IV. Etiologies of Epidemic Disease in Tibetan Medicine
Tibetan medical tantras describe the etiology of epidemic disease in prophetic terms as a decline in righteousness that marks a degenerative age. The following passage in the Tibetan medical tantras details the cause of epidemic diseases:
The causes and conditions that originated the disease called rim [infectious disease] occurred at the beginning of the final cycle of the ten five-hundred year cycles, whereby the desires of humankind led to much transgressive behavior; rampant murders of one’s own vajra siblings spread amongst ngakpa communities; monastics engaged in bitter quarrels within their sangha; extremists committing harm to others; and groups taking vows to war and slaughter many. At that time, the mamos and [wrathful and deceptive] dakinis were enraged and the breath of disease manifested immense variegated clouds and gave rise to epidemic infectious disease, dysenteric conditions, pulmonary infections, contagious ulcerative illnesses, smallpox and other pustule-forming diseases.12
This striking passage from the tantras describes a polarized world at conflict with itself, where even spiritual brethren fight among themselves. Spiritual practitioners and monastics are considered the keepers and exemplars of peace in the world. Yet, the passage states that they are committing “rampant murders” of their “own vajra siblings” and that monastics are “engaged in bitter quarrels”. Further, we see the description of an environment full of extremism and war. The passage states that these dark conditions enrage the wrathful dakinis who then exhale the vapor of infectious disease—a poetic and ecological metaphor for the airborne transmission of contagious pathogens via spiritual provocation.
In the Tibetan worldview, the integrity of the natural world is animated by various unseen beings—nature spirits who function as guardians and protectors of the ecological landscape.13 On the surface, such descriptions may seem magical, mythical, and demonological. However, whether we choose to believe in a world literally imbued with subtle spirits or not, the fundamental message is the same: human-caused disruption of the balance of the natural world results in the formation of infection disease, a pathology provoked as a self-correcting response from nature itself. the passage is saying that the ignorant and dark actions of human beings have disrupted the balance of the natural world, resulting in the formation of infectious disease.

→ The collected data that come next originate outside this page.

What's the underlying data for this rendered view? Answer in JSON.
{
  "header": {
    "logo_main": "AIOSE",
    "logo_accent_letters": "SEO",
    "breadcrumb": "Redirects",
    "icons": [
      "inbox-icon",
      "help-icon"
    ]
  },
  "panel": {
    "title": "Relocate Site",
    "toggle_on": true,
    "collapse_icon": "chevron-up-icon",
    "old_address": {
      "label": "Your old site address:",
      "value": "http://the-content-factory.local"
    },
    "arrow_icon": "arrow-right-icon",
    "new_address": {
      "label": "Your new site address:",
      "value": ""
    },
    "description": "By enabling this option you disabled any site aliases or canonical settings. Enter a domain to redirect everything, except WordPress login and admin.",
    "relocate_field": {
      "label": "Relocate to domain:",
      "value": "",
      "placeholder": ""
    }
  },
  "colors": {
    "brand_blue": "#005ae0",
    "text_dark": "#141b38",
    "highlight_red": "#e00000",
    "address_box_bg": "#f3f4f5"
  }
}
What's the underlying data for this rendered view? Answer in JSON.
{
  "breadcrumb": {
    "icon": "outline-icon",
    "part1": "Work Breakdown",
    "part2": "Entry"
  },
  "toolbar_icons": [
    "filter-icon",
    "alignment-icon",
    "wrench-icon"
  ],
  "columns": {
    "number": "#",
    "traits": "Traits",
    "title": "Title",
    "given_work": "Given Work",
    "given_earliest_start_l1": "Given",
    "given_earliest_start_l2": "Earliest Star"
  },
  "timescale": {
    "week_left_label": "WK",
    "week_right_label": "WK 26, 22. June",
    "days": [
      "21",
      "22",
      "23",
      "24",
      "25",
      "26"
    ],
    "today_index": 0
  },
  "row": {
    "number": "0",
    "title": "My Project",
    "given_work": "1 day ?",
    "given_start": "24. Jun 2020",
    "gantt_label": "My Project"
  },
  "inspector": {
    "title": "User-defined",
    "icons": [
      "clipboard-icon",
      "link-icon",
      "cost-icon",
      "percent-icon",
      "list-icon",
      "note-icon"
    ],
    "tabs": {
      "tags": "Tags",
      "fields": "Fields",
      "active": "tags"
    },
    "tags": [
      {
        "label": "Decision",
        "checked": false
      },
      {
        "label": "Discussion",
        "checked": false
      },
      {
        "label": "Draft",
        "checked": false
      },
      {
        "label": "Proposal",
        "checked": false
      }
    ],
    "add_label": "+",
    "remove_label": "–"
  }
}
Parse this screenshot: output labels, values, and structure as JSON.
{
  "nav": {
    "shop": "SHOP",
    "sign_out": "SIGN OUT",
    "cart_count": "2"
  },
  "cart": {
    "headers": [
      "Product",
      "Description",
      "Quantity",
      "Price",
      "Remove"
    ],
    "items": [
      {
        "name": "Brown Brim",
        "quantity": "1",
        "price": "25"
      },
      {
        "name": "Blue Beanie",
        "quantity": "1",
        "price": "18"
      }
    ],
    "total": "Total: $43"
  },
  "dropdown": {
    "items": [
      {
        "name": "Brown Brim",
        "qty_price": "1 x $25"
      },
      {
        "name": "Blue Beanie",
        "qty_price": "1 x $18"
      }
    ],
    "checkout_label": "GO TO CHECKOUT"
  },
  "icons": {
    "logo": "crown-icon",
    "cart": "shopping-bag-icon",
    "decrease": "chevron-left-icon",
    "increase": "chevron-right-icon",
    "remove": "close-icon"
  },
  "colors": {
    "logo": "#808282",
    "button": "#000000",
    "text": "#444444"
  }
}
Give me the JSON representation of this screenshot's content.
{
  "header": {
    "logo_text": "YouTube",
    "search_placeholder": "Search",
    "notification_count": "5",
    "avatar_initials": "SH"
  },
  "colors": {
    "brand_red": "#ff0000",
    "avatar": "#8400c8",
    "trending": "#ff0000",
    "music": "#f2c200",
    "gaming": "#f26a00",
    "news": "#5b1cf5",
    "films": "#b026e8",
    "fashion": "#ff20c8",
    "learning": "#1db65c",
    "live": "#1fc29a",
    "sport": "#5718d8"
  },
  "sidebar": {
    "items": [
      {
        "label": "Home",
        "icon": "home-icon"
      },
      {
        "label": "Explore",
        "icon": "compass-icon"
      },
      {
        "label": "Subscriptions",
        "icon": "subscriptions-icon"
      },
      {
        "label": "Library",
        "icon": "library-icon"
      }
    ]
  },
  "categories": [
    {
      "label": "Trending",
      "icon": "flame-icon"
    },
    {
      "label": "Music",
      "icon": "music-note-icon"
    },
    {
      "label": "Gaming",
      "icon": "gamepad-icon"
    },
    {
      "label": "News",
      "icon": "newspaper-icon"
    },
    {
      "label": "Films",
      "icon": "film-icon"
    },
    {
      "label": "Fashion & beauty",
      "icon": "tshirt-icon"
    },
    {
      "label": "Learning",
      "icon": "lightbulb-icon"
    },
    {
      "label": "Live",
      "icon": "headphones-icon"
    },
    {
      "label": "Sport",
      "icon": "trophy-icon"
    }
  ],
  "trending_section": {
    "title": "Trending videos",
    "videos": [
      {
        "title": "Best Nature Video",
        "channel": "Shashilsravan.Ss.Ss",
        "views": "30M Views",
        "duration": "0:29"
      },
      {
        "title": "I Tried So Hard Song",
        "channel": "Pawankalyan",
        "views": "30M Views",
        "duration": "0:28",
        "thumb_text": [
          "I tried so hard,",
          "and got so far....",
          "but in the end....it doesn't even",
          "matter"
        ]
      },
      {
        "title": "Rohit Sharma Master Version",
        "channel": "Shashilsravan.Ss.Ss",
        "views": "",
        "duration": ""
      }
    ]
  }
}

In another passage on epidemic etiology, the Tibetan medical tantras identify chemicals and biological warfare as causes of epidemic outbreaks:
The mamo and wrathful dakinis strike down with epidemics of vicious disease. Ill-intended extremists create compounded chemicals and substances. At this time, it is critical to protect oneself and others.14
Modern epidemiology agrees with this understanding, identifying exposure to chemicals and radioactive materials as a cause of epidemic outbreaks.15 This passage gives credence to the possibility of a “lab leak” theory on the origins of COVID-19, a theory that has gained credence in recent time. New evidence is suggestive of the animal origins of COVID-19, but there is as yet no conclusive theory on the origins of SARS-COV-2.16
During the early days of the pandemic, two Tibetan doctors (Drs. Lobgsang Dhondup and Tashi Rabten) spoke of the greed-fueled killing of animals as a root-cause of epidemics:
The root cause of these epidemics is greed. The insatiable desire to eat varieties of foods that we should not eat, to kill animals mindlessly, destroy the environment [for personal gain], and amass consumption[insatiably]. We have created severe imbalance in our world, and our ethics and compassion have deteriorated.17
Lihong discusses three etiologies of epidemics in Chinese medicine that mirror the Tibetan medical understanding: (1) the presence of a pathogen (2) unseasonal qi (3) constitutional deficiency. The first cause is well-understood in modern medicine as an infectious microbe causing the disease—in the case of COVID-19, the microbe is identified as “SARS-COV-2”. The second cause may seem obscure but is observed by us all as we note the extremes of climate change concurrent with the pandemic. The third cause, constitutional deficiency, is another way of describing susceptibility. Without susceptibility, viral microbes cannot take root in a human host and cause subsequent spread of epidemic proportions.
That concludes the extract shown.